At the same time, the most enduring basis for any humanitarian impulse is not sentiment itself but a sense of national wellbeing whose very gravitas makes possible the interest in more noble pursuits. There can be no national security without a vibrant economy. Lacking that, American planes will not fly and American leaders will fall silent. Those who care most about the dispossessed of other lands should be most interested in making sure that the engine of prosperity does not sputter or break down. A nation that has lost its way, that is without a sure sense of mastery, is not likely to be a society willing or able to look for innovative ways to make immigration an eloquent expression of conscience and belief.

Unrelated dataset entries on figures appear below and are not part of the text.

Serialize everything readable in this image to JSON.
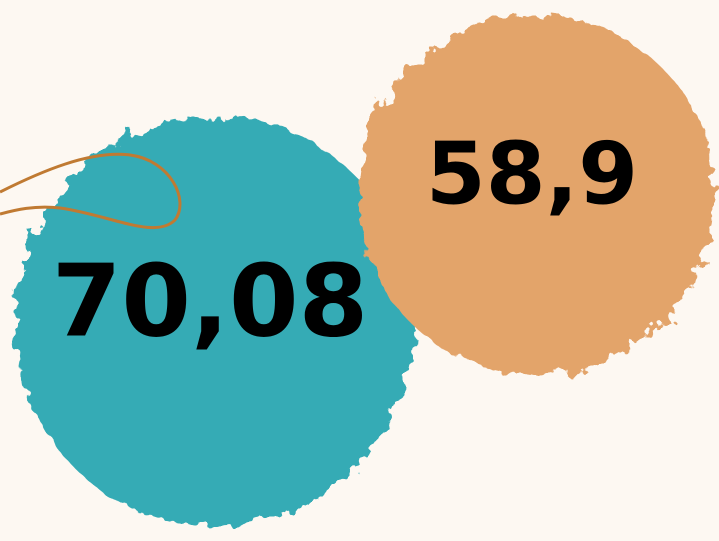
{
  "stats": [
    {
      "label": "70,08"
    },
    {
      "label": "58,9"
    }
  ]
}
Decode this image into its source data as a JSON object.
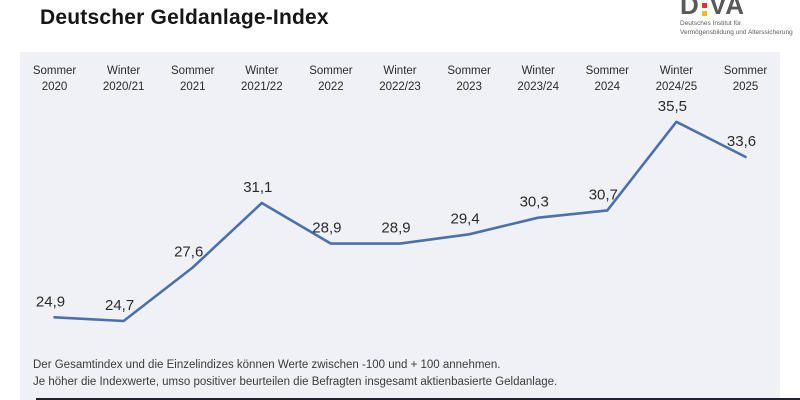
{
  "header": {
    "title": "Deutscher Geldanlage-Index",
    "logo": {
      "wordmark_left": "D",
      "wordmark_right": "VA",
      "subtitle_line1": "Deutsches Institut für",
      "subtitle_line2": "Vermögensbildung und Alterssicherung",
      "dot_top_color": "#e5332a",
      "dot_bottom_color": "#ffb81c",
      "wordmark_color": "#58595b"
    }
  },
  "chart_data": {
    "type": "line",
    "title": "Deutscher Geldanlage-Index",
    "categories": [
      "Sommer 2020",
      "Winter 2020/21",
      "Sommer 2021",
      "Winter 2021/22",
      "Sommer 2022",
      "Winter 2022/23",
      "Sommer 2023",
      "Winter 2023/24",
      "Sommer 2024",
      "Winter 2024/25",
      "Sommer 2025"
    ],
    "category_lines": [
      {
        "line1": "Sommer",
        "line2": "2020"
      },
      {
        "line1": "Winter",
        "line2": "2020/21"
      },
      {
        "line1": "Sommer",
        "line2": "2021"
      },
      {
        "line1": "Winter",
        "line2": "2021/22"
      },
      {
        "line1": "Sommer",
        "line2": "2022"
      },
      {
        "line1": "Winter",
        "line2": "2022/23"
      },
      {
        "line1": "Sommer",
        "line2": "2023"
      },
      {
        "line1": "Winter",
        "line2": "2023/24"
      },
      {
        "line1": "Sommer",
        "line2": "2024"
      },
      {
        "line1": "Winter",
        "line2": "2024/25"
      },
      {
        "line1": "Sommer",
        "line2": "2025"
      }
    ],
    "values": [
      24.9,
      24.7,
      27.6,
      31.1,
      28.9,
      28.9,
      29.4,
      30.3,
      30.7,
      35.5,
      33.6
    ],
    "value_labels": [
      "24,9",
      "24,7",
      "27,6",
      "31,1",
      "28,9",
      "28,9",
      "29,4",
      "30,3",
      "30,7",
      "35,5",
      "33,6"
    ],
    "index_range": [
      -100,
      100
    ],
    "ylim_visible": [
      20,
      38
    ],
    "grid": false,
    "legend": null,
    "line_color": "#4b70af",
    "panel_background": "#eff1f7",
    "value_label_color": "#2b2b2b"
  },
  "footnote": {
    "line1": "Der Gesamtindex und die Einzelindizes können Werte zwischen -100 und + 100 annehmen.",
    "line2": "Je höher die Indexwerte, umso positiver beurteilen die Befragten insgesamt aktienbasierte Geldanlage."
  }
}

What is most striking is the extent to which both sides are almost entirely reactive. The one-worlders wait for the Administration to do the next bad thing that they can fight. The “go away and don’t hurt us” faction dreads the morning headlines and, in such frightened silence, one can almost see the initiative for creative thought and decisive movement slipping away. Those who want to shut the gates seem to view enforcement as their best weapon, while those who call for open borders recoil at any enforcement. The truth is that we need neither more or less enforcement but a different kind, an enforcement that seeks to protect the nation and promote immigration. Tougher laws and more immigrants should be the common bond uniting the false polarities whose continued existence weakens the nation. More than anything else, what America needs now is to recover the belief that we are not helpless before events, that tomorrow is not our enemy. It is possible to sleep at night and do the right thing, to be both proud and ethically sound. For that, all concerned parties must remember what the ancient sage Hillel told us two millennia ago” ” If I am not for myself, who will be for me? If I am only for myself, what am I? If not now, when?”